Does getting the bags wet/damp have a negative effect on the bag material?
AndySeptember 1, 2011 at 1:52 pm #4943
It is recommended that UMAi Dry be kept away from moisture and sunlight. It is recommended that it be used within two years.
As it is a moisture-permeable material, moisture will gradually be absorbed and make the material cloudy and slightly less easy to seal. Sunlight will simply cause it to gradually turn a yellowish color.
The material will continue to be safe and will work, but will become less “seal-able” as time passes.
It is always best, of course, to keep it in a sealed bag away from moisture and light.
Hope that helps.
–TheaNovember 6, 2011 at 5:49 pm #5052AnonymousGuest
Hi. Is it truly necessary to use the heat sealer function of the vacuum device to seal the bag? I have gotten the hang of it now and I can usually get it sealed on the first try, but it’s still a bit of a fussy and delicate operation.

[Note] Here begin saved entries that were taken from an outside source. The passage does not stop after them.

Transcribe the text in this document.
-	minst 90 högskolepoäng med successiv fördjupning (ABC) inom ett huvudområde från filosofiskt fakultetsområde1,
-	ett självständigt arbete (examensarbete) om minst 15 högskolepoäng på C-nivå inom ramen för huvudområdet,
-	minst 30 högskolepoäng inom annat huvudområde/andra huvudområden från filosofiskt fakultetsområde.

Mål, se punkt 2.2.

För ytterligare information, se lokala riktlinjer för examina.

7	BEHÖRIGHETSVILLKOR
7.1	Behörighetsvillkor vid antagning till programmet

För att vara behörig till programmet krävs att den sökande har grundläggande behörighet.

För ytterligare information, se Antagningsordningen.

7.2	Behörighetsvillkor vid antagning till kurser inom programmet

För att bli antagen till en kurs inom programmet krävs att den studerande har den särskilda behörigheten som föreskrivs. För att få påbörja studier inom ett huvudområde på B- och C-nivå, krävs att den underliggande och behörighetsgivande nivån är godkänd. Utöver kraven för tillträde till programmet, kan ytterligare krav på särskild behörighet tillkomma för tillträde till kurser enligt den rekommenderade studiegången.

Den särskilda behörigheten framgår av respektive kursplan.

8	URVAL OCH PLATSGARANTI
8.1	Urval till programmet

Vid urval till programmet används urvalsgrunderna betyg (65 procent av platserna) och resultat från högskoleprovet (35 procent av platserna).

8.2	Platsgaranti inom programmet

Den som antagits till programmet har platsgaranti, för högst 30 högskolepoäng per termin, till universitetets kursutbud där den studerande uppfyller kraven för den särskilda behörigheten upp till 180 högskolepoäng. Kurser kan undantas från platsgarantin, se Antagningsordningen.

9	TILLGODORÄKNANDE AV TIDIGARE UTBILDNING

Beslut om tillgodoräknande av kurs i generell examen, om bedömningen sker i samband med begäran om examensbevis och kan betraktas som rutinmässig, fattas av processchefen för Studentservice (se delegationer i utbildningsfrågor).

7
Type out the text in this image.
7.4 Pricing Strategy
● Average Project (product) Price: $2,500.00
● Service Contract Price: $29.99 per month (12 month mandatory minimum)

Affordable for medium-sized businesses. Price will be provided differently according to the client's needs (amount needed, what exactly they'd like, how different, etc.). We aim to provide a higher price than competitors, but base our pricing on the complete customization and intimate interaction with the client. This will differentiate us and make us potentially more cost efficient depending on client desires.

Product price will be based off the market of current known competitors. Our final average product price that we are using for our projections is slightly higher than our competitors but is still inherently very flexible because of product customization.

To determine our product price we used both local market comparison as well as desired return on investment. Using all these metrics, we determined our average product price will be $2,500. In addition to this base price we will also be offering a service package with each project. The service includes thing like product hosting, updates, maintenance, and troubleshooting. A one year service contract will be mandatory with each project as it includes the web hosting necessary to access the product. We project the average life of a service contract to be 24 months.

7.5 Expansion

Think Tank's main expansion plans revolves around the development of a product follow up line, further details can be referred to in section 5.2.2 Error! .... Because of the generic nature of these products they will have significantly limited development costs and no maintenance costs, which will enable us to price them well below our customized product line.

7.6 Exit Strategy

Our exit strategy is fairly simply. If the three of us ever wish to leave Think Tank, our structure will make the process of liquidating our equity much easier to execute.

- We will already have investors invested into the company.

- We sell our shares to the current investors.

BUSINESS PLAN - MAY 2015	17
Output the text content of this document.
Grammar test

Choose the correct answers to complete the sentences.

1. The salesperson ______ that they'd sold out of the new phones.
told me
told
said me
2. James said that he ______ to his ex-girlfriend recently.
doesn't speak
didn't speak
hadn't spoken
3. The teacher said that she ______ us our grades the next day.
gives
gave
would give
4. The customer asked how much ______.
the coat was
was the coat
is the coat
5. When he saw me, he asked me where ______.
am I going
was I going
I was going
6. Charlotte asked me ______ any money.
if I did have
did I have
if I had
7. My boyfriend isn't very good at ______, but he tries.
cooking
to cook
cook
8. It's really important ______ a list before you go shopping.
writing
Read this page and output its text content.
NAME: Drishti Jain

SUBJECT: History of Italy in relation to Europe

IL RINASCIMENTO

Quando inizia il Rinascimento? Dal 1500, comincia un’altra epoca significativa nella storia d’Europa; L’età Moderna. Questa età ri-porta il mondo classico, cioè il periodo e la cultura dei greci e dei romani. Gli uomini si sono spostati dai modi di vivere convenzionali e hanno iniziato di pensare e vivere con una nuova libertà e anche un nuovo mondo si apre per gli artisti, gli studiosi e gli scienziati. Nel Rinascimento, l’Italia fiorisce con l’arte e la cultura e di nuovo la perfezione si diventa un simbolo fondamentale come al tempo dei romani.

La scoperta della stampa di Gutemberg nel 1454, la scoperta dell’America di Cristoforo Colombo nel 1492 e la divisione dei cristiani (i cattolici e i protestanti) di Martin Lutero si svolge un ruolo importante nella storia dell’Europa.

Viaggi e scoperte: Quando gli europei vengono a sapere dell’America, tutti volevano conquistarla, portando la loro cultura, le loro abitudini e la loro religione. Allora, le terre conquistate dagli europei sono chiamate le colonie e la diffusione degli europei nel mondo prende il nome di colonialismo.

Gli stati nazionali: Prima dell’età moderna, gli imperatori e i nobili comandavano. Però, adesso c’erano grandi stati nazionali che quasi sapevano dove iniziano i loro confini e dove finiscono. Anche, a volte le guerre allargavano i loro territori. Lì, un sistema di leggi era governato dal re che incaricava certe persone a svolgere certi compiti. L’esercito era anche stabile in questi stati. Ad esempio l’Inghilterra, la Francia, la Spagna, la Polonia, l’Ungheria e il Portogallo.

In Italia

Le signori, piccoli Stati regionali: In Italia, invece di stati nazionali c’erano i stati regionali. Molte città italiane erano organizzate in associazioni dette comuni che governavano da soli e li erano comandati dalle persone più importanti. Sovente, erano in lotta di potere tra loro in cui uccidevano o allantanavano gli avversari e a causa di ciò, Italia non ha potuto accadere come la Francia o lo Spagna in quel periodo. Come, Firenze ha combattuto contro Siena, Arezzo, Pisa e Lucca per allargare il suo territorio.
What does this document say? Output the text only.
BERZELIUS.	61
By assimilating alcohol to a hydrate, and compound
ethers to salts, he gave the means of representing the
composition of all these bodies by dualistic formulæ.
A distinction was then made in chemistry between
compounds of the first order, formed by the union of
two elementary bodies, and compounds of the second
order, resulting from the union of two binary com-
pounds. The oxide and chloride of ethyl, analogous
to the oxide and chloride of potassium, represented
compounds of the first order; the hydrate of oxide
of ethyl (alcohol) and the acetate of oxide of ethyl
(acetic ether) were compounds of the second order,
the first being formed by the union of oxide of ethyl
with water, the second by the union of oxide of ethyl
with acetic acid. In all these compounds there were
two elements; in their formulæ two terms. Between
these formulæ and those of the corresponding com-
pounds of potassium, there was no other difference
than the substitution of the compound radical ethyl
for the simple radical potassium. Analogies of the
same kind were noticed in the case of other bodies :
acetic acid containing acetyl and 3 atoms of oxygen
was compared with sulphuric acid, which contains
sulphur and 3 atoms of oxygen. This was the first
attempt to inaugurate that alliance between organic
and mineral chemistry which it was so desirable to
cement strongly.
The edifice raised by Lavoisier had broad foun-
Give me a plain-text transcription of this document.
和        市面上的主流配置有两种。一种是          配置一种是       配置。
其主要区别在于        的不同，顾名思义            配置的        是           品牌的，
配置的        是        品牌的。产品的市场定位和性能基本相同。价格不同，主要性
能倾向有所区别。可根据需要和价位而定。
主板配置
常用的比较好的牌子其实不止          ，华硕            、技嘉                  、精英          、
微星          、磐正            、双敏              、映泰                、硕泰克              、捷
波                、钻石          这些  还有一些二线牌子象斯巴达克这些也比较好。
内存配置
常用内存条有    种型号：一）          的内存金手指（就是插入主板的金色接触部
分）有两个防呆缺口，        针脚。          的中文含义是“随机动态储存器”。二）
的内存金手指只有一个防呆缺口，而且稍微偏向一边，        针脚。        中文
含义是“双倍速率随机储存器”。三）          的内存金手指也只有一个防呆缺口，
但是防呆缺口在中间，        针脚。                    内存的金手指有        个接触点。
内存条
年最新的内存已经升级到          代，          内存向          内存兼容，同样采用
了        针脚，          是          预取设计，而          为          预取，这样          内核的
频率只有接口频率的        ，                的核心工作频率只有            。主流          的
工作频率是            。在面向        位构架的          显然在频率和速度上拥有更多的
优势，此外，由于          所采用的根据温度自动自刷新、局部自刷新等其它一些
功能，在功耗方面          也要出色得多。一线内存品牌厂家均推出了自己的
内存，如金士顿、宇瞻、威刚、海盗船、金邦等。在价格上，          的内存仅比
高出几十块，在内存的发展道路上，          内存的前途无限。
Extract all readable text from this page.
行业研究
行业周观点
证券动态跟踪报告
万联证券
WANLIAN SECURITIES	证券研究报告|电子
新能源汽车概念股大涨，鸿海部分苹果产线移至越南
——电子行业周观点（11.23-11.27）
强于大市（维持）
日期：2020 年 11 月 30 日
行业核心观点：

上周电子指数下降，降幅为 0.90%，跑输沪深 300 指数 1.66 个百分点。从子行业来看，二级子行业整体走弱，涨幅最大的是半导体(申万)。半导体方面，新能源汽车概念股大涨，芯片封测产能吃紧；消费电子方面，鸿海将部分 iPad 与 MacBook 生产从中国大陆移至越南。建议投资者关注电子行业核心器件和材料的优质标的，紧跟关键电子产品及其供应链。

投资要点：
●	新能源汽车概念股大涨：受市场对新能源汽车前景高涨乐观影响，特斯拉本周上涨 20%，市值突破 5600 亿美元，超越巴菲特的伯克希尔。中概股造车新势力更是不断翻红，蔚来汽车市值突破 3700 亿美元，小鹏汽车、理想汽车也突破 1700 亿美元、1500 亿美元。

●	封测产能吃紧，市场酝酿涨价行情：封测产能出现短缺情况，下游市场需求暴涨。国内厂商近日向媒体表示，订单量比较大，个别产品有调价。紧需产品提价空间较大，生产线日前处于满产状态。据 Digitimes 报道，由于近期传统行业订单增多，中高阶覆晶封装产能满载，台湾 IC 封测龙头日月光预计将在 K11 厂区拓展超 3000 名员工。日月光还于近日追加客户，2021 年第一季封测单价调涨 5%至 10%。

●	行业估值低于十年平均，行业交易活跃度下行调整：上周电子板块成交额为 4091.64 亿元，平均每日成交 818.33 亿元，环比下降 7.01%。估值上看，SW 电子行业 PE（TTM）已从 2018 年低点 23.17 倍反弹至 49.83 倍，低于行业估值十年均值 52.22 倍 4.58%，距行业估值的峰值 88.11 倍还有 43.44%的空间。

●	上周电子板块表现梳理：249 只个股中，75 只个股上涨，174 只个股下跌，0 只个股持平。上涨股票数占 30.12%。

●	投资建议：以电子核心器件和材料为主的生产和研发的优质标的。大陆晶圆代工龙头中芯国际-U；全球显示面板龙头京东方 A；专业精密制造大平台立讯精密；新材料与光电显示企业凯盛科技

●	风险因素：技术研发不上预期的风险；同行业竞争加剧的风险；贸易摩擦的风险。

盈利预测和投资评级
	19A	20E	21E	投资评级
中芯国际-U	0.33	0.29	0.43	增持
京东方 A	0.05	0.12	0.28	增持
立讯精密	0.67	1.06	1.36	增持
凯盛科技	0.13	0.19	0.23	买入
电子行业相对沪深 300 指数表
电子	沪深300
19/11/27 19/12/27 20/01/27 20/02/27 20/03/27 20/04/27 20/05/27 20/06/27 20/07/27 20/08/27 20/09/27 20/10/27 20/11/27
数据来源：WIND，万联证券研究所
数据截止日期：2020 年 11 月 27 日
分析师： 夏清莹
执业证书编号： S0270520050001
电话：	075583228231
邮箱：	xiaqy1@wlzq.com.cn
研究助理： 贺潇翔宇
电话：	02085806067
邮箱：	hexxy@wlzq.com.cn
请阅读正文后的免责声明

I was wondering if I couldn’t just evacuate the air with the snorkle, then retract the snorkle and simultaneously tie off the opening very tightly with a bit of butchers twine. If done quickly, I don’t think I’d lose much vacuum.November 7, 2011 at 2:34 pm #5056Ron PrattMember
What you describe has been done by others with success. A trick to aid in the removal of all air during that method is to submerge the bag with meat inside in a vat or even kitchen sink filled with water that helps expel the trapped air. After you seal your bag with a twisty it is best to then dry off the bag.
RonNovember 8, 2011 at 6:09 am #5058AnonymousGuest
Thanks Ron. I will give that method a try then.